Later that evening, when she was out of earshot, I asked him, ‘You like her, then? Think I should stick with this one?’

I was trying to be funny but he looked at me pityingly and said, ‘Mate, I don’t fink it’s a question of
you
decidin to stick wif
er
.’ Even now sometimes he’ll just stare at the two of us and shake his head and look at me and say, ‘
Ow?

I suppose he’s right.

I don’t make a big thing of it, but I have told Ceel I love her, while she doesn’t so much tell me as let it slip, rarely. About the only time I ever see her get flustered or embarrassed is when she says something like she said that first time over the phone, and calls me ‘my love’, or something similar. I asked her about this one night when we were particularly relaxed and easy with things, and she just smiled and suggested that love was a word that had become cheapened. ‘Where love is concerned,’ she told me, ‘you must be a behaviourist.’ I thought about this and decided, Well, I feel loved.
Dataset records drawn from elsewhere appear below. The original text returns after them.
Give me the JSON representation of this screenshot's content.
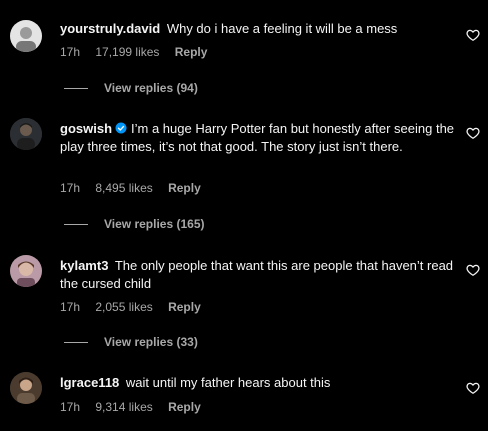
{
  "comments": [
    {
      "username": "yourstruly.david",
      "verified": false,
      "text": "Why do i have a feeling it will be a mess",
      "time": "17h",
      "likes": "17,199 likes",
      "reply": "Reply",
      "view_replies": "View replies (94)",
      "avatar_color": "#d8d8d8"
    },
    {
      "username": "goswish",
      "verified": true,
      "text": "I’m a huge Harry Potter fan but honestly after seeing the play three times, it’s not that good. The story just isn’t there.",
      "time": "17h",
      "likes": "8,495 likes",
      "reply": "Reply",
      "view_replies": "View replies (165)",
      "avatar_color": "#3a3f44"
    },
    {
      "username": "kylamt3",
      "verified": false,
      "text": "The only people that want this are people that haven’t read the cursed child",
      "time": "17h",
      "likes": "2,055 likes",
      "reply": "Reply",
      "view_replies": "View replies (33)",
      "avatar_color": "#8a6f7a"
    },
    {
      "username": "lgrace118",
      "verified": false,
      "text": "wait until my father hears about this",
      "time": "17h",
      "likes": "9,314 likes",
      "reply": "Reply",
      "avatar_color": "#5a4a3a"
    }
  ],
  "icons": {
    "heart": "heart-outline-icon",
    "verified": "verified-badge-icon"
  },
  "colors": {
    "background": "#000000",
    "text": "#f5f5f5",
    "secondary": "#a8a8a8",
    "verified": "#0095f6"
  }
}
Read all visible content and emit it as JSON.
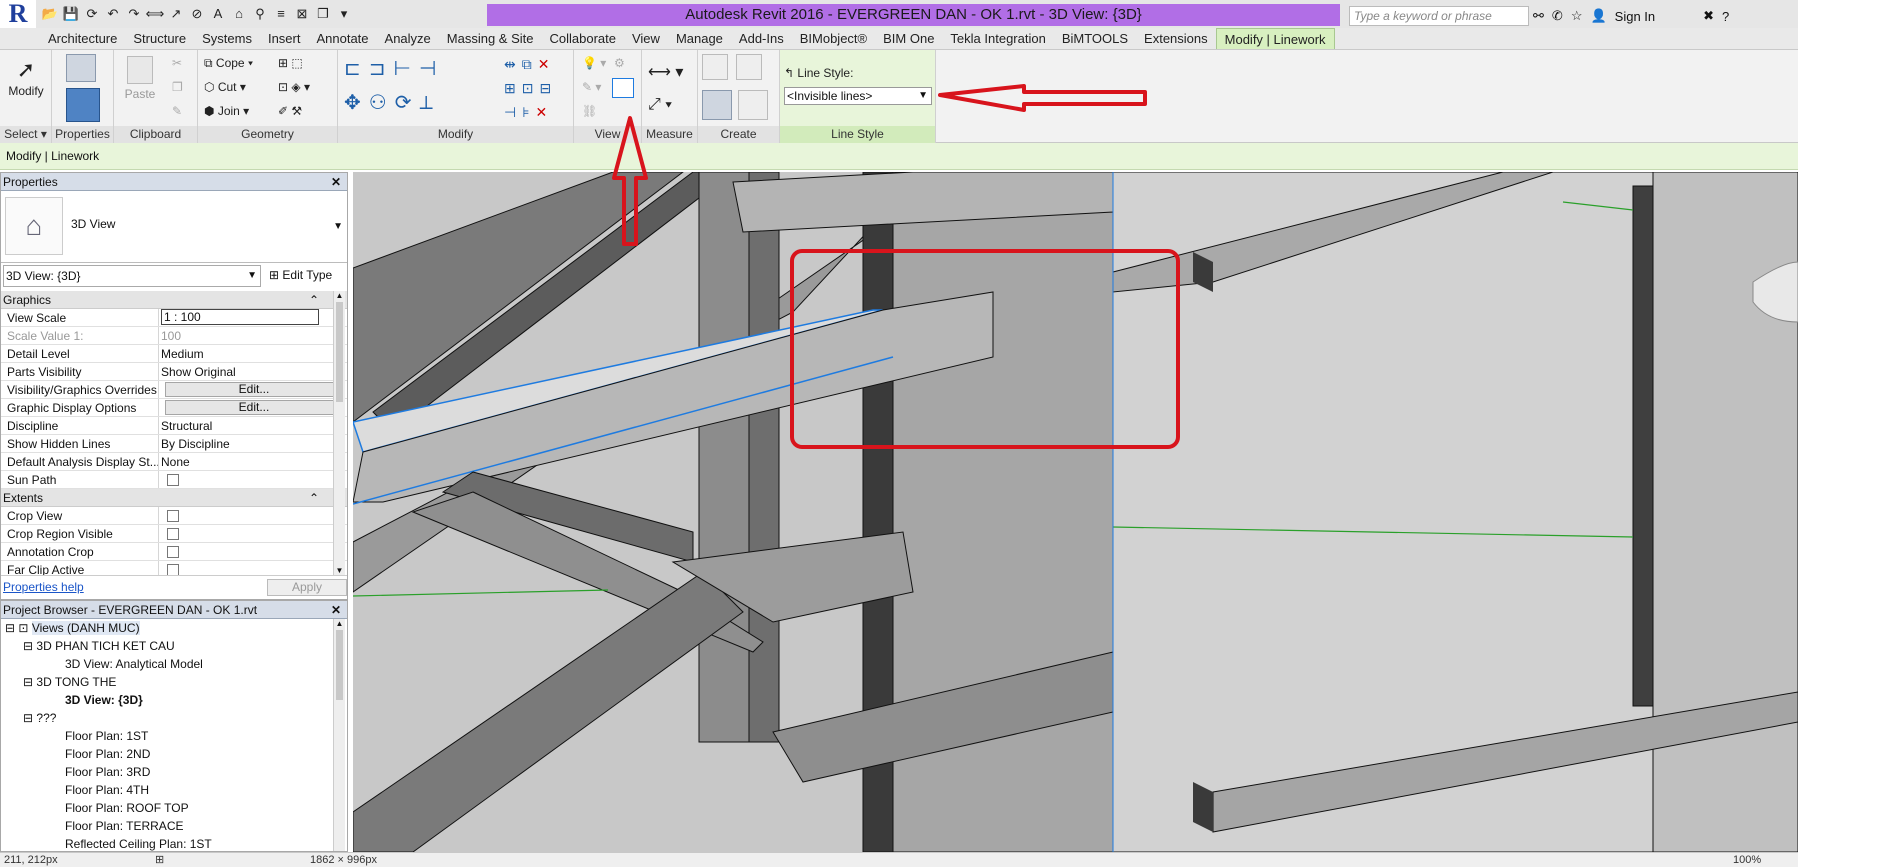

So, Not Proven. Maybe no relationship that is not over is ever really proven, one way or the other. Perhaps that’s all we can ever hope for, in this fractured, fallen world we’ve constructed for ourselves, and our heirs.

Addicta became very big indeed and Jo’s face seemed to be everywhere, but thankfully then they or their management decided they had to crack the States, and they did the rising-without-trace thing and effectively disappeared off most people’s near-space radar screens.

I kept my job, amazingly.

The month before we were due to go to Martinique, we flew to Glasgow. All Celia had really seen of Scotland was this fucking bleak estate and draughty castle near Inverness and close-ups of the heads of stags and hinds through a telescope before some other bugger shot them, and I wanted to start showing her the rest of the place, in all its late-summer glory. We had a week, would hire a car, stay in B&Bs. We spent some time shopping and wandering around Glasgow during that first day, before we went back to my parents’ place for dinner, and - in a sudden shower, dodging traffic - we ran across Renfield Street, holding hands.